I think you’d have better luck steering the discussion if you’d stop trying to debate against points that nobody made.
BTW, ProfXM: to clarify, I think this is a slightly different issue.
The main problem with both “That’s so gay!” and “That’s so Mormon!” is that kids and teens will be saying it in front of gay and/or Mormon kids and teens, and in that context it’s senseless taunting.
If you call the CoJCoL-dS a “hate church,” it’s possible that that can foster attitudes that could indirectly lead to bullying (in the same way that preaching against homosexuality from the pulpit can foster attitudes that eventually lead to bullying).
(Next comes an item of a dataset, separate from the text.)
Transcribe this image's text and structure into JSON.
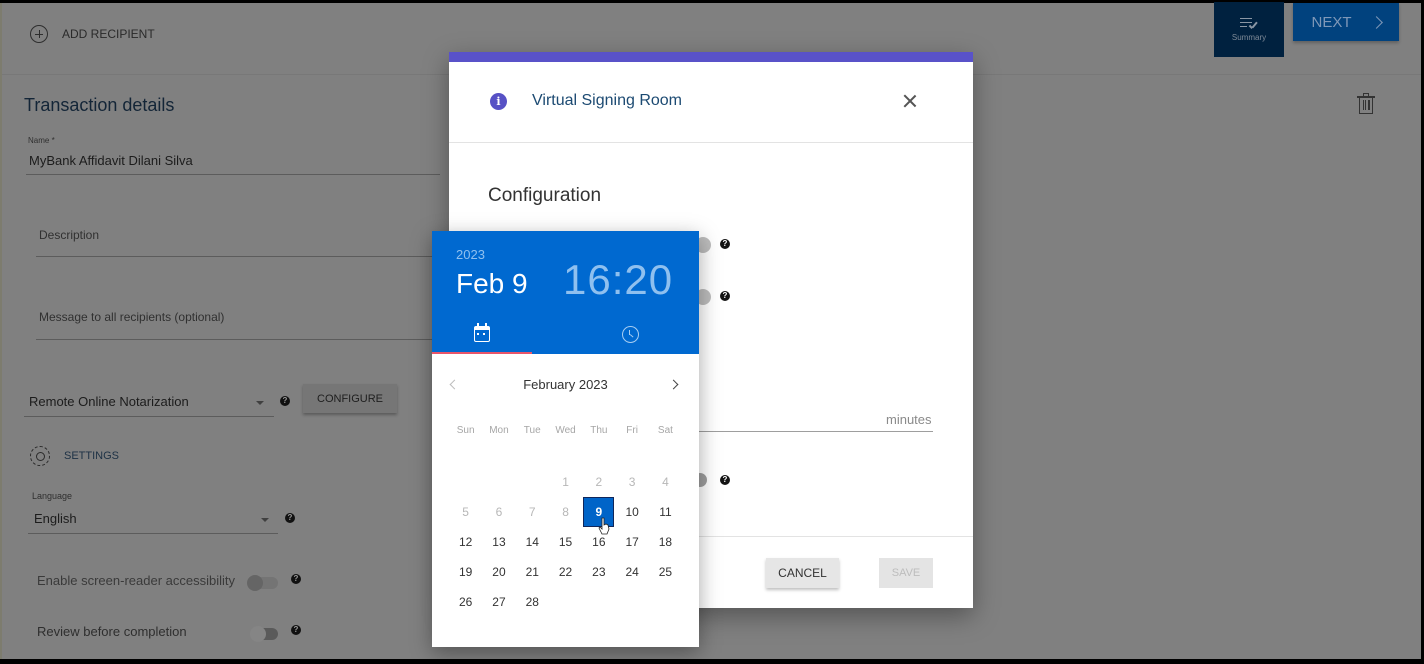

However, by the same token, any time you teach kids “X is wrong” (whatever X may be), there’s a chance that it could indirectly lead to bullying.
I’m not arguing for a blanket moratorium on passing your own values/opinions along to your kids, nor am I arguing that we must avoid negative labels under all circumstances. I think these sorts of questions are complex and should be considered on a case-by-case basis. Your suggestion of encouraging youth to think about why/whether the CoJCoL-dS deserves to be called a “hate church” may well be a constructive strategy.
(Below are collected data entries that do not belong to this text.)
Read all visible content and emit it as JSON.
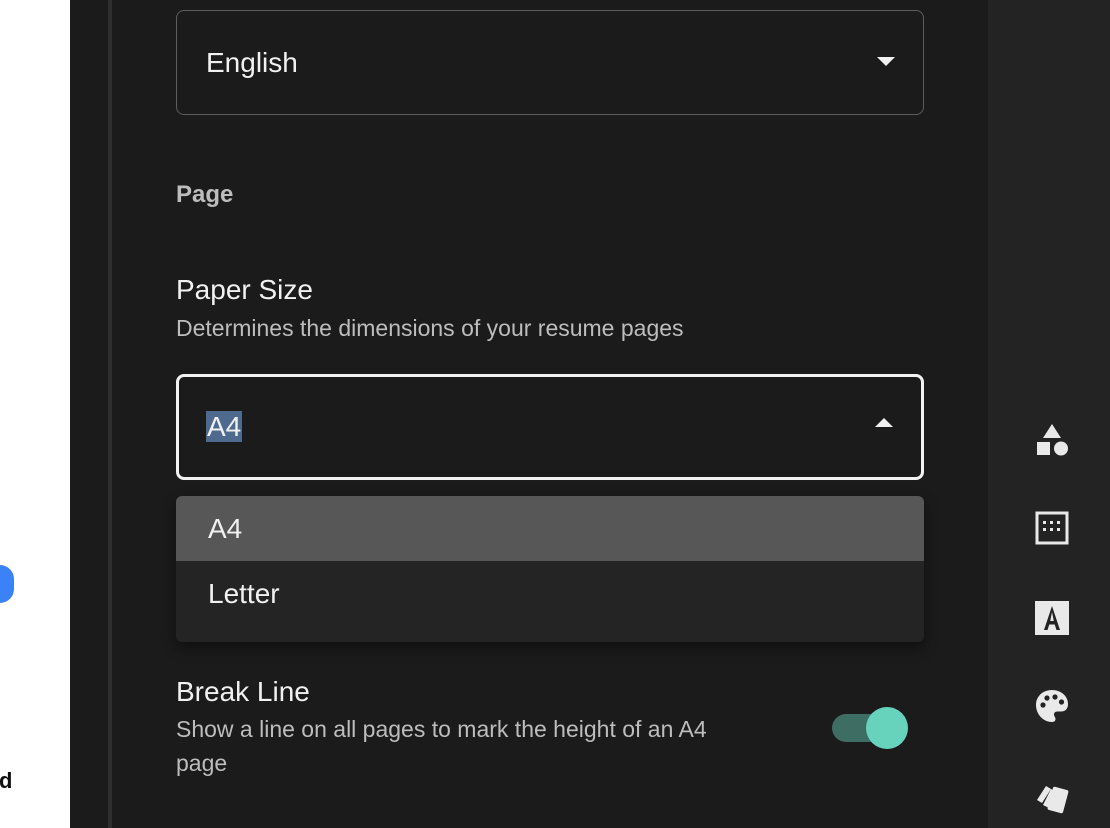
{
  "preview": {
    "text_fragment": "d"
  },
  "language_select": {
    "value": "English"
  },
  "page_section": {
    "label": "Page"
  },
  "paper_size": {
    "title": "Paper Size",
    "description": "Determines the dimensions of your resume pages",
    "value": "A4",
    "options": [
      "A4",
      "Letter"
    ],
    "selected_option": "A4"
  },
  "break_line": {
    "title": "Break Line",
    "description_line1": "Show a line on all pages to mark the height of an A4",
    "description_line2": "page",
    "enabled": true
  },
  "rail_icons": [
    "shapes-icon",
    "layout-grid-icon",
    "typography-icon",
    "palette-icon",
    "theme-cards-icon"
  ],
  "colors": {
    "accent": "#67d3bd",
    "accent_track": "#3e6d63",
    "panel_bg": "#1b1b1b",
    "rail_bg": "#232323",
    "selection_highlight": "#4f6a8f"
  }
}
I generally love Dan Savage, but this is not one of his better ideas. Great post, chanson.
Thanks SLK! I usually agree with Dan too. Of course, if the idea had been promoted by someone I normally disagree with, I probably wouldn’t have bothered to write a whole post about it.
I just saw an excellent post over on Friendly Atheist that is related to some of the points we discussed here: Being a Dick is not Binary
What if some Mormon kids told you that Thats so Mormon GA amounts to bullying, because they love their church and dont want their leaders equated with everything awful? Thats what I read you and kuri to be talking about @1&2 what to replace Thats so gay with.
As a gay, I actually would like it better if we turn “That’s so gay” into a compliment. I’d say thanks if a Mormon would throw a “That’s so gay” my way.
Mo: You cook like a gay!
Smorg: Gee thanks! I didn’t think I did that well myself. 😀 I’m a gay! I’m a gay! Yippee!
My suggestion was mostly tongue in cheek. I’d generally prefer to avoid using any group of human beings as slang for things that are stupid or boring. Even if they “deserve” it (hmm — “That’s so Westboro Baptist”? “That’s so KKK”?), it’s still dehumanizing.
That’s a reasonable strategy, especially considering that the gay community has increasingly positive associations.
Another problem with Thats so KKK: the KKK’s not funny.
But seriously, the logic of the idea’s originator is quite interesting here:
So Mormons should be teased for their hip-to-be-square nerdiness — (at least in part) as a punishment for something else.
But what about The Book of Mormon (the musical)?
In that case, the writers are specifically making fun of exactly the same thing: this goofy, campy streak in Mormon culture. But they’re doing it because the goofy, campy streak in Mormon culture is itself fun and funny. Personally, I’d make a distinction between the former and the latter, though I wouldn’t necessarily call either one “dehumanizing”.
wouldnt hesitate to confront kids Sure. When my daughter got bullied over being LDS, once her teachers realized that was the reason, they just walked away.
Otherwise, you just invite posts like this Slate post:
On the other hand, it did help her write a poem that I enjoyed.
So maybe a little more hate directed towards LDS kids will make them more poetic in general and more inclusive.
Isn’t that what it has done for others?
Yes, that’s essentially what I was saying in #5 in the original post: maybe the teachers will put a stop to it, but I wouldn’t bank on it.
Hardships often have the potential to be valuable learning experiences. But kids will end up with challenges. Bullying is sufficiently harmful that I wouldn’t intentionally toss it into a kid’s path.
It reminds me of that Johnny Cash song A Boy Named Sue where the father names the son “Sue” specifically to insure that the kid will be bullied. A very bad idea, IMHO.